Risolto il caso: chi è l’assassino
È solo entrando nel cuore della vicenda che emerge tutta la drammaticità dei fatti. Era l’11 gennaio 1974 quando il figlio più piccolo di Barbara Waldman, appena sceso dallo scuolabus, fece una scoperta sconvolgente: la madre, 31 anni, giaceva senza vita nella loro abitazione. Il delitto avvenne a Oceanside, nello stato di New York, dove la donna viveva con il marito e i tre figli. L’aggressione fu brutale: la vittima venne stuprata e uccisa con un colpo di pistola alla nuca al secondo piano della casa.

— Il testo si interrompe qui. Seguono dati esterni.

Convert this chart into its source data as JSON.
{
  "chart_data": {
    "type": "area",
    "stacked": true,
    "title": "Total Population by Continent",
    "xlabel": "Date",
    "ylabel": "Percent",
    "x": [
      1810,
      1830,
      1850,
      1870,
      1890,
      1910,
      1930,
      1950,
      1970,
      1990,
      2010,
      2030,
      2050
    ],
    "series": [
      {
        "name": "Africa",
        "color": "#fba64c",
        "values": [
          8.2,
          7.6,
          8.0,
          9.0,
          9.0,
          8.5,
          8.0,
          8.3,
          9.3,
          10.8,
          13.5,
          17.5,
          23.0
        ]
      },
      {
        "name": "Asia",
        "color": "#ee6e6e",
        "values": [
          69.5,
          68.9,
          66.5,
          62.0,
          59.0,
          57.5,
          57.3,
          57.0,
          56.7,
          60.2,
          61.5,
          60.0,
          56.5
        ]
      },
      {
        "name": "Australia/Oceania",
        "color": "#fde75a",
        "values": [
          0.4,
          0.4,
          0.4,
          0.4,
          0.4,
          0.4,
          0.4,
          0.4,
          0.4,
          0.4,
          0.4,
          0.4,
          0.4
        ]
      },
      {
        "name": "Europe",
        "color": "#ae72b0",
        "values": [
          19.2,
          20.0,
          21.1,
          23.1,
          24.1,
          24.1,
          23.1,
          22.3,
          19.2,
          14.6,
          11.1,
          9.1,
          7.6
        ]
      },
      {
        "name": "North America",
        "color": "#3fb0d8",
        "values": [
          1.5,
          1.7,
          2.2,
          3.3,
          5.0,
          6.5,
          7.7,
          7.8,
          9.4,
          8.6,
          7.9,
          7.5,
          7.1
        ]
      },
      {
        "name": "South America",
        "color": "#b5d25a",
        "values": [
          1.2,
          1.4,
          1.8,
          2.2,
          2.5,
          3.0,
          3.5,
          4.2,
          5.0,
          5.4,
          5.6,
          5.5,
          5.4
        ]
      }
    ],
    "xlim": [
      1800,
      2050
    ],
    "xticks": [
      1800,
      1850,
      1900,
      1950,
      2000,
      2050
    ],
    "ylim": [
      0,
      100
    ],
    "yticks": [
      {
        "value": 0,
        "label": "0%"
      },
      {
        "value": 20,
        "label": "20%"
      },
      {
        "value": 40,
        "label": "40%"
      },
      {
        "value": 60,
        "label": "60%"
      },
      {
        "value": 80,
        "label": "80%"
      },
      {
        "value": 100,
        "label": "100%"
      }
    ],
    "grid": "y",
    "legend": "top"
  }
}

Nonostante le indagini immediate e un identikit dell’aggressore, il caso non portò mai a un arresto. Solo oggi, grazie a nuove tecniche di analisi del dna e alla genealogia genetica investigativa, gli inquirenti sono riusciti a identificare il responsabile: si tratta di Thomas Generazio, un netturbino che viveva nello stesso quartiere. Il suo DNA, recuperato dalle prove dell’epoca, è stato collegato al caso attraverso tecnologie moderne.
La notizia ha raggiunto la famiglia Waldman dopo decenni di attesa, chiudendo un capitolo doloroso. “Era del posto. Viveva letteralmente tra noi. Sono rimasta scioccata”, ha raccontato la figlia Marla Waldman Conn, che all’epoca aveva appena 7 anni. Per anni, tra i sospettati, era finito anche il padre, poi scagionato. “Nonostante molti cittadini e vicini si fossero fatti avanti e avessero segnalato degli avvistamenti, l’omicidio non era mai stato risolto”, ha ricordato ancora Marla.

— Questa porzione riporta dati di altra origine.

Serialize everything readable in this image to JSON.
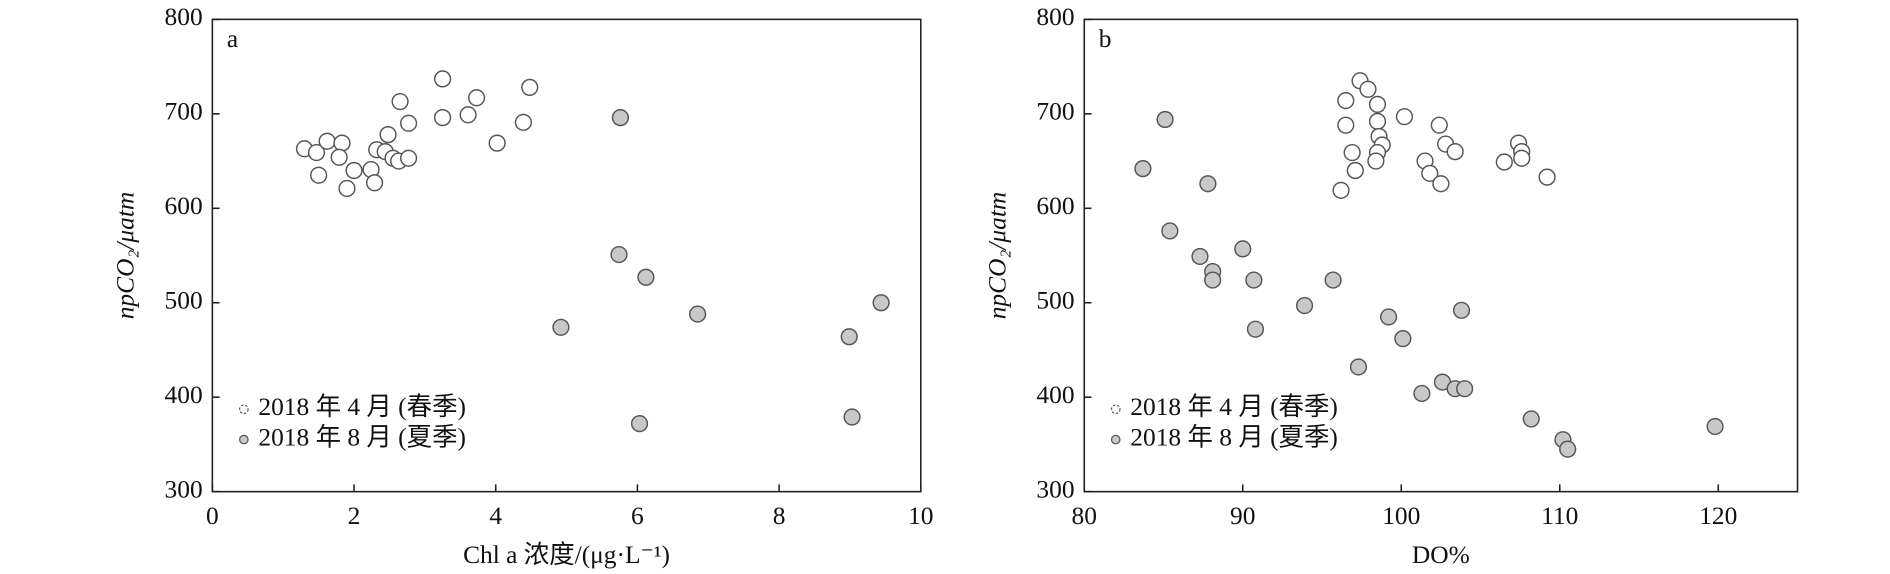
{
  "chart_data": [
    {
      "type": "scatter",
      "label": "a",
      "x_label": "Chl a 浓度/(μg·L⁻¹)",
      "y_label": "npCO₂/μatm",
      "xlim": [
        0,
        10
      ],
      "xticks": [
        0,
        2,
        4,
        6,
        8,
        10
      ],
      "ylim": [
        300,
        800
      ],
      "yticks": [
        300,
        400,
        500,
        600,
        700,
        800
      ],
      "legend": "lower left",
      "series": [
        {
          "name": "2018 年 4 月 (春季)",
          "color": "#ffffff",
          "edgecolor": "#555555",
          "x": [
            1.3,
            1.47,
            1.62,
            1.5,
            1.83,
            1.79,
            1.9,
            2.0,
            2.24,
            2.29,
            2.32,
            2.44,
            2.48,
            2.55,
            2.63,
            2.65,
            2.77,
            2.77,
            3.25,
            3.25,
            3.61,
            3.73,
            4.02,
            4.39,
            4.48
          ],
          "values": [
            663,
            659,
            671,
            635,
            669,
            654,
            621,
            640,
            641,
            627,
            662,
            660,
            678,
            653,
            650,
            713,
            690,
            653,
            737,
            696,
            699,
            717,
            669,
            691,
            728
          ]
        },
        {
          "name": "2018 年 8 月 (夏季)",
          "color": "#c8c8c8",
          "edgecolor": "#555555",
          "x": [
            5.76,
            5.74,
            6.12,
            4.92,
            6.85,
            6.03,
            8.99,
            9.03,
            9.44
          ],
          "values": [
            696,
            551,
            527,
            474,
            488,
            372,
            464,
            379,
            500
          ]
        }
      ]
    },
    {
      "type": "scatter",
      "label": "b",
      "x_label": "DO%",
      "y_label": "npCO₂/μatm",
      "xlim": [
        80,
        125
      ],
      "xticks": [
        80,
        90,
        100,
        110,
        120
      ],
      "ylim": [
        300,
        800
      ],
      "yticks": [
        300,
        400,
        500,
        600,
        700,
        800
      ],
      "legend": "lower left",
      "series": [
        {
          "name": "2018 年 4 月 (春季)",
          "color": "#ffffff",
          "edgecolor": "#555555",
          "x": [
            97.4,
            97.9,
            96.5,
            98.5,
            100.2,
            96.5,
            98.5,
            102.4,
            98.6,
            98.8,
            102.8,
            96.9,
            98.5,
            98.4,
            101.5,
            103.4,
            97.1,
            101.8,
            102.5,
            96.2,
            106.5,
            107.4,
            107.6,
            107.6,
            109.2
          ],
          "values": [
            735,
            726,
            714,
            710,
            697,
            688,
            692,
            688,
            676,
            667,
            668,
            659,
            659,
            650,
            650,
            660,
            640,
            637,
            626,
            619,
            649,
            669,
            660,
            653,
            633
          ]
        },
        {
          "name": "2018 年 8 月 (夏季)",
          "color": "#c8c8c8",
          "edgecolor": "#555555",
          "x": [
            85.1,
            83.7,
            87.8,
            85.4,
            87.3,
            88.1,
            88.1,
            90.0,
            90.7,
            90.8,
            93.9,
            95.7,
            97.3,
            99.2,
            100.1,
            101.3,
            102.6,
            103.4,
            104.0,
            103.8,
            108.2,
            110.2,
            110.5,
            119.8
          ],
          "values": [
            694,
            642,
            626,
            576,
            549,
            533,
            524,
            557,
            524,
            472,
            497,
            524,
            432,
            485,
            462,
            404,
            416,
            409,
            409,
            492,
            377,
            355,
            345,
            369
          ]
        }
      ]
    }
  ]
}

Anche il fratello Larry Waldman ha commentato la svolta con parole cariche di emozione: “È una rivincita per mio padre, Gerry Waldman, che è morto senza sapere chi fosse l’assassino e perché avesse ucciso mia madre”. E ha aggiunto: “Non si tratta di cercare una punizione legale ma è una liberazione emotiva e psicologica”. Il sospettato, infatti, è morto nel 2004 a causa di un cancro, senza mai essere stato indagato.
Un destino beffardo ha segnato anche quell’anno: proprio nel 2004, grazie all’evoluzione delle tecniche di confronto del DNA, la polizia riuscì a escludere definitivamente il marito della vittima. Tuttavia, anche lui morì poco dopo, senza conoscere la verità sull’omicidio della moglie.

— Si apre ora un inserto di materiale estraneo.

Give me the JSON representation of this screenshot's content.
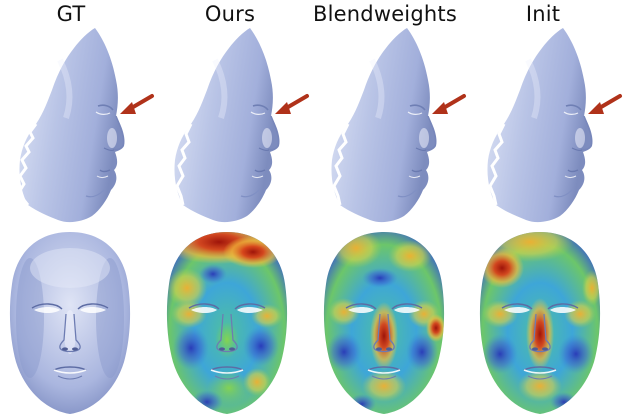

La riapertura del caso nel 2022, inizialmente legata alle dichiarazioni del serial killer Richard Cottingham, ha dato il via a una nuova fase investigativa. Pur non essendo coinvolto, le sue confessioni hanno permesso di estrarre un profilo genetico completo dalle prove. Da lì, l’FBI e la polizia di Nassau hanno seguito la pista della genealogia genetica fino ad arrivare al nome di Generazio. Dopo un anno e mezzo, la conferma definitiva: più di mezzo secolo dopo, il caso di Barbara Waldman è stato finalmente chiuso.